I say, “I been keeping it clean for you. I plan to do more sewing and hemming work from Cynthia and maybe when you’re healed, you can show me how to do what you do. Make pretty metal. Don’t matter I’m a girl.”

He blinks once, then shakes his head, a little, then forces words out even though he promised not to. “I don’t need no more of your help,” he say.

“Stop talking. You gon’ crack your face and get the infection.”

“You don’t owe me nothing,” he say, his words cracking the skin at his temples. Blood starts running down the side of his face.

Damn.

39 / 1870, Tallassee, Alabama

I BELIEVE IN REDEMPTION.

And Tallassee, Alabama, is redeeming herself, making the bad things that happened here better. Greening it over with her vines folded into walking paths, and climbing them up tall and wide things, erasing the brown of dirt and dead with the living. Full trees and bushes are crowding open skies, turning once-blue spaces to shade. Everything around her is coming back. Sagging limbs and leafs of many kinds — square and round, prickly and straight — are weighty on her branches like jewelry. Her mosses are furs. Tallassee is finding her way. Reclaiming her land. There’s no one to cut her to pieces or temper her spirit now. Five years since freedom, just over four since my grandbabies birth, and now benches and tools are swallowed by her rising tide. Fence posts and garden statues consumed. Redemption is taking place. It’s what happens to a plantation with no slaves. Where there were once fifty bodies and a hundred hands, there are now only four — two hands for Norah and two for Gwen. They’re sharecroppers who used to be slaves and still live on this plantation but get paid with crops and are free to leave.

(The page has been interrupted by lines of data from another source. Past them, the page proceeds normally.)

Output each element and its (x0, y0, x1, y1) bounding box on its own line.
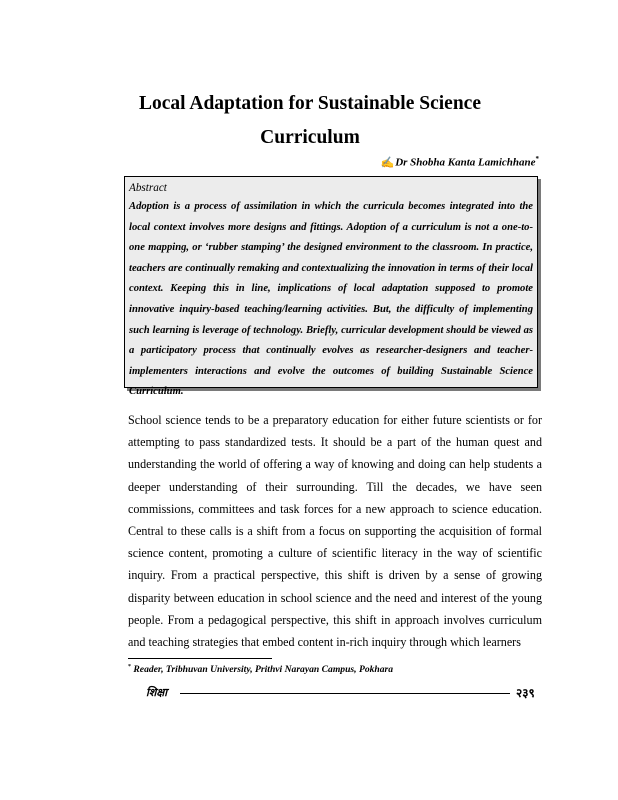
author-footnote-marker: * (535, 155, 539, 163)
pen-icon: ✍ (380, 156, 395, 169)
journal-name: शिक्षा (146, 687, 168, 699)
footnote (128, 664, 393, 675)
abstract-box (124, 176, 538, 398)
author-line (381, 155, 540, 169)
author-name: Dr Shobha Kanta Lamichhane (395, 156, 536, 169)
abstract-text: Adoption is a process of assimilation in which the curricula becomes integrated into the local context involves more designs and fittings. Adoption of a curriculum is not a one-to-one mapping, or ‘rubber stamping’ the designed environment to the classroom. In practice, teachers are continually remaking and contextualizing the innovation in terms of their local context. Keeping this in line, implications of local adaptation supposed to promote innovative inquiry-based teaching/learning activities. But, the difficulty of implementing such learning is leverage of technology. Briefly, curricular development should be viewed as a participatory process that continually evolves as researcher-designers and teacher-implementers interactions and evolve the outcomes of building Sustainable Science Curriculum. (129, 201, 533, 398)
abstract-heading: Abstract (129, 182, 167, 194)
body-paragraph: School science tends to be a preparatory education for either future scientists or for attempting to pass standardized tests. It should be a part of the human quest and understanding the world of offering a way of knowing and doing can help students a deeper understanding of their surrounding. Till the decades, we have seen commissions, committees and task forces for a new approach to science education. Central to these calls is a shift from a focus on supporting the acquisition of formal science content, promoting a culture of scientific literacy in the way of scientific inquiry. From a practical perspective, this shift is driven by a sense of growing disparity between education in school science and the need and interest of the young people. From a pedagogical perspective, this shift in approach involves curriculum and teaching strategies that embed content in-rich inquiry through which learners (128, 413, 542, 650)
page-number: २३९ (516, 686, 535, 700)
footnote-text: Reader, Tribhuvan University, Prithvi Narayan Campus, Pokhara (133, 664, 394, 676)
footnote-rule (128, 658, 272, 659)
footnote-marker: * (128, 664, 131, 670)
paper-title-line-2: Curriculum (260, 127, 360, 148)
paper-title-line-1: Local Adaptation for Sustainable Science (138, 93, 481, 114)
footer-rule (180, 693, 510, 694)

It’s her time and Tallassee don’t owe nobody nothing.

I follow Josey through her, along a double-wide path worn by possums and prey. Possums, ’cause don’t nothing eat possums but people. Possums have nothing to fear ’til it’s too late.

Josey fast-walks beneath low-hanging branches that have grown back since Jackson’s ax last touched ’em. Their shade makes darkness here now. They’re only cut by white-tailed deer in winter while they’re shedding their antlers for summer horns. In the end, those horns’ll look like the unclenched hand bones of giants.

Josey keeps her head down, pushing forward past pine. She’s got paper stamps hanging out the side of her shoe that she’ll use at market to pay for food. The drought here has lasted too long.

She still got Charles’s three coins that he left her with before he went. She won’t spend it. She’s made her own money trading stamps for things she make with cotton — socks and under clothes. Cotton is everywhere and the cost is free.